Eigenbedarfskündigung: Die Kurzantwort

Eine Kündigung wegen Eigenbedarf ist nur wirksam, wenn dein Vermieter die Wohnung für sich, seine Familienangehörigen oder Angehörige seines Haushalts braucht (§ 573 Abs. 2 Nr. 2 BGB) und diesen Grund im Kündigungsschreiben nennt (§ 573 Abs. 3 BGB). Deine Kündigungsfrist beträgt je nach Mietdauer 3, 6 oder 9 Monate (§ 573c Abs. 1 BGB). Widersprechen kannst du in Textform – spätestens zwei Monate vor dem Ende (§§ 574, 574b BGB).

Deine Kündigungsfrist

3, 6 oder 9 Monate

je nach Mietdauer, § 573c Abs. 1 BGB

Widerspruch

2 Monate vorher

in Textform, §§ 574, 574b BGB

Sperrfrist nach Umwandlung

3 bis 10 Jahre

§ 577a BGB, Verlängerung per Landesverordnung

Wichtig zuerst: Eine Eigenbedarfskündigung ist keine Räumungsaufforderung, die sofort gilt – und sie ist auch keine Entscheidung, die schon gefallen ist.
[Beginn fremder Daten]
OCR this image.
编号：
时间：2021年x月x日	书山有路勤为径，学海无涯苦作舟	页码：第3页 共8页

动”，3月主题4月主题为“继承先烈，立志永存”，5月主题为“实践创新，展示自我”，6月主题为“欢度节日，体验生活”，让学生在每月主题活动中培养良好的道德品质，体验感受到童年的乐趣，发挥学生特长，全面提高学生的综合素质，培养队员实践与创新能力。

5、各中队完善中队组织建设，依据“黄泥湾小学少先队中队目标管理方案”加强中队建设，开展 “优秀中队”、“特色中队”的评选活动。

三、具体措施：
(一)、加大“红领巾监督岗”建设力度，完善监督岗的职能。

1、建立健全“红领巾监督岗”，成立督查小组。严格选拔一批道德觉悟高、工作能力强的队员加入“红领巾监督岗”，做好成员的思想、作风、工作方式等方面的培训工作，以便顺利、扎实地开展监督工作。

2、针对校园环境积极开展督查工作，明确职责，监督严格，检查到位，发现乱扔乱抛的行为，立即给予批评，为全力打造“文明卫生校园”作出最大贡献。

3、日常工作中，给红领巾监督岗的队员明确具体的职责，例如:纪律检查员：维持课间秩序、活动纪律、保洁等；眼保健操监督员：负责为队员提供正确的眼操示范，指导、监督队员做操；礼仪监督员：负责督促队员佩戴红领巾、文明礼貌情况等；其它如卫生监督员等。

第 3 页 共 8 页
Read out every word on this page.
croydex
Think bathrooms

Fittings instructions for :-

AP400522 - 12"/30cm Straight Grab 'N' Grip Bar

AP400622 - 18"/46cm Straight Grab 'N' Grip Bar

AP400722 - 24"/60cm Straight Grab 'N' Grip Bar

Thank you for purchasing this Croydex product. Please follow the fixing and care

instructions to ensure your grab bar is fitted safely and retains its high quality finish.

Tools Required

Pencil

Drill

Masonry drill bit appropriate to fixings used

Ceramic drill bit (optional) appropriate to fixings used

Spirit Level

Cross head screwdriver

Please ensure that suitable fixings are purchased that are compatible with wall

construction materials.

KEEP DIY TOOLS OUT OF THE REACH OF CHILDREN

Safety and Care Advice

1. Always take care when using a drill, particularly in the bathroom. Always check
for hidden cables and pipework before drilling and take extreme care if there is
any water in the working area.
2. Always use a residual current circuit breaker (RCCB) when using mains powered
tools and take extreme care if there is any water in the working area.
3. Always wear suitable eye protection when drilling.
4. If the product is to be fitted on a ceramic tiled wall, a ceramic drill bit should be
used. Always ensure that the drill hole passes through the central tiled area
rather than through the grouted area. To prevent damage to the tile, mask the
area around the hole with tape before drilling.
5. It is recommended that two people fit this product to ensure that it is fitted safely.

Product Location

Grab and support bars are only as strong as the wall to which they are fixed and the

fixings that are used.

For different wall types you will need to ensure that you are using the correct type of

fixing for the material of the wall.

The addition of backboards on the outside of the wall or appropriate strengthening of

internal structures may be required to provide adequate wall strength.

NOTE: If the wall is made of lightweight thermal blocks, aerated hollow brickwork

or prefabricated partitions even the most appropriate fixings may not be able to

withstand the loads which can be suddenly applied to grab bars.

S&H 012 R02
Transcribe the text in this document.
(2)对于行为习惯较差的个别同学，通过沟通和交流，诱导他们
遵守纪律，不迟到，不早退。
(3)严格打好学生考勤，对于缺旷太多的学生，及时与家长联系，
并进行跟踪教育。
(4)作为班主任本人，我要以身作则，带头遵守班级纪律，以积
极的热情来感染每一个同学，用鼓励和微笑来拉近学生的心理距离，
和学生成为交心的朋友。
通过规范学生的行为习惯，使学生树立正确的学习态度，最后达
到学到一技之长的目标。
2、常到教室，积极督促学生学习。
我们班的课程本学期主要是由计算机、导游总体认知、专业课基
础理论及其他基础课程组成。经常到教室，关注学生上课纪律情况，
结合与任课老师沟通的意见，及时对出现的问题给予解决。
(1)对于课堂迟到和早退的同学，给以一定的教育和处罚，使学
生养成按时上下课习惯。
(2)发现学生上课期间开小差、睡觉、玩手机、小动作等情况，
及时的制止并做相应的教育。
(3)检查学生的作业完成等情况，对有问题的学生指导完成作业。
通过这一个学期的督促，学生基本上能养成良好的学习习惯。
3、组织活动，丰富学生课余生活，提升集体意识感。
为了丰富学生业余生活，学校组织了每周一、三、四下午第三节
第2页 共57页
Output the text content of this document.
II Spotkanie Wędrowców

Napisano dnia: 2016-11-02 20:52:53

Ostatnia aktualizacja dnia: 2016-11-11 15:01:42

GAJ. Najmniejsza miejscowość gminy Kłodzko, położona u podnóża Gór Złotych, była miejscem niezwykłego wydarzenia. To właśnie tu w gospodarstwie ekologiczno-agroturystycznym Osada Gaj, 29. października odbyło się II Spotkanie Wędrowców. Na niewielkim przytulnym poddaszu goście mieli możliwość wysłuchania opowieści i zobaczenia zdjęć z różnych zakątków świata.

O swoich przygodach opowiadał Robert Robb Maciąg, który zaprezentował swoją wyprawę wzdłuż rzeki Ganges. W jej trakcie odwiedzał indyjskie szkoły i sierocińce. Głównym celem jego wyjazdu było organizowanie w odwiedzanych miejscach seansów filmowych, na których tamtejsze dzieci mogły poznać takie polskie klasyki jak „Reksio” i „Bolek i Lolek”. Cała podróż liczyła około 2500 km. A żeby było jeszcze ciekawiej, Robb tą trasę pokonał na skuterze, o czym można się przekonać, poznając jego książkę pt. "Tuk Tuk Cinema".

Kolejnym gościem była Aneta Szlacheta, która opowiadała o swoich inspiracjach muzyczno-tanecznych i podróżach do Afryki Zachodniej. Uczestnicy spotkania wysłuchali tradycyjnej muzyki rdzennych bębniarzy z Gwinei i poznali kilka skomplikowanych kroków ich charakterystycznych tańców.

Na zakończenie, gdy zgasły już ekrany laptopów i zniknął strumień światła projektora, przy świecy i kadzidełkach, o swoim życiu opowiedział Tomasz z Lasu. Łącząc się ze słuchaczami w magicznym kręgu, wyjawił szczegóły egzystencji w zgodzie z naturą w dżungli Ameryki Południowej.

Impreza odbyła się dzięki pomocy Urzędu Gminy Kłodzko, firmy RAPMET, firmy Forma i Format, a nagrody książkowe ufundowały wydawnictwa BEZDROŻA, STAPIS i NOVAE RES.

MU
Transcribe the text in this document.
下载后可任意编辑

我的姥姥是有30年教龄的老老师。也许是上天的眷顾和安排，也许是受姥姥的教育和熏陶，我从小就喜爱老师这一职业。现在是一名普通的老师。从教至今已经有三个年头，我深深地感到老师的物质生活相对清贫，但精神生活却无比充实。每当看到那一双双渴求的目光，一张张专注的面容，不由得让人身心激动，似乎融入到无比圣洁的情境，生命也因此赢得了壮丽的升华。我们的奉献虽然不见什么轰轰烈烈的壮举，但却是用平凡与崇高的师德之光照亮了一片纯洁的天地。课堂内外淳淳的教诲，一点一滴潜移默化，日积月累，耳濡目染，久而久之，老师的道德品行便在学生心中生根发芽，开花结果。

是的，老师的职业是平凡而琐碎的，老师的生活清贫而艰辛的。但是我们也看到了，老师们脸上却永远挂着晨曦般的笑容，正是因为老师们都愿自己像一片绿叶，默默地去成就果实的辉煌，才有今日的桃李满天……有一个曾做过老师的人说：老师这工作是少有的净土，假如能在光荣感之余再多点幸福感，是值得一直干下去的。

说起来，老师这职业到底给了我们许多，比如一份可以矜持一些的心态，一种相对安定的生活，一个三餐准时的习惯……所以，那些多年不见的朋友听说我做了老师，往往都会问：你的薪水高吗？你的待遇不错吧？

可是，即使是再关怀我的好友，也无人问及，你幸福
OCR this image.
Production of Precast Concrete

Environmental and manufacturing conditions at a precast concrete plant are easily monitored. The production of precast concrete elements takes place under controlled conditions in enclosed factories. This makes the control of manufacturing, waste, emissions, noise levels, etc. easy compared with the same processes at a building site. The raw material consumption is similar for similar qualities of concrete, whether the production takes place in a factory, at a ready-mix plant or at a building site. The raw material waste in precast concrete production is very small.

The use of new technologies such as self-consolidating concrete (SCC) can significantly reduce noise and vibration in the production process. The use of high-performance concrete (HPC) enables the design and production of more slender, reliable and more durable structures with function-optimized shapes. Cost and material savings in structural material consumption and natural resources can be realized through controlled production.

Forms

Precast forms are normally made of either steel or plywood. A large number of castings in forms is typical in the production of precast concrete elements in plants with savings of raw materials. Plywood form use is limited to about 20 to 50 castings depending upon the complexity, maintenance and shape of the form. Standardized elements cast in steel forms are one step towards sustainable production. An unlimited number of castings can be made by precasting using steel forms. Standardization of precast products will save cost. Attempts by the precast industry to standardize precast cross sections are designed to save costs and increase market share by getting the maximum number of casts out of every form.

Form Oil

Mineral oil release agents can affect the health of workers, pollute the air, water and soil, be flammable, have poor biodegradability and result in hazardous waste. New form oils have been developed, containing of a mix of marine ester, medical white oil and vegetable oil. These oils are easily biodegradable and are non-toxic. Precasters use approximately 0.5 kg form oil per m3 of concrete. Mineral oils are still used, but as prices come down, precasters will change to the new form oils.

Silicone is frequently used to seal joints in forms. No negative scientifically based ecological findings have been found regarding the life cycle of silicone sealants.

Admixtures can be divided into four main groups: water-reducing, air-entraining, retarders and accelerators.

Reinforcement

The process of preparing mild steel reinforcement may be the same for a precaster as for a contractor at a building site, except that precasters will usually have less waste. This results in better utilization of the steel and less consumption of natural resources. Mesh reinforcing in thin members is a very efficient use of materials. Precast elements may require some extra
Sie ist eine Erklärung deines Vermieters, die du prüfen darfst. Ein großer Teil dieser Schreiben scheitert an Formalien: fehlende Begründung, laufende Sperrfrist, falsch berechnete Frist. Deshalb ist der erste Schritt nicht der Umzugskarton, sondern die Prüfung.

Fristen

Deine Fristen auf einen Blick

Zwei Fristen laufen parallel – und die wichtigere ist die kürzere.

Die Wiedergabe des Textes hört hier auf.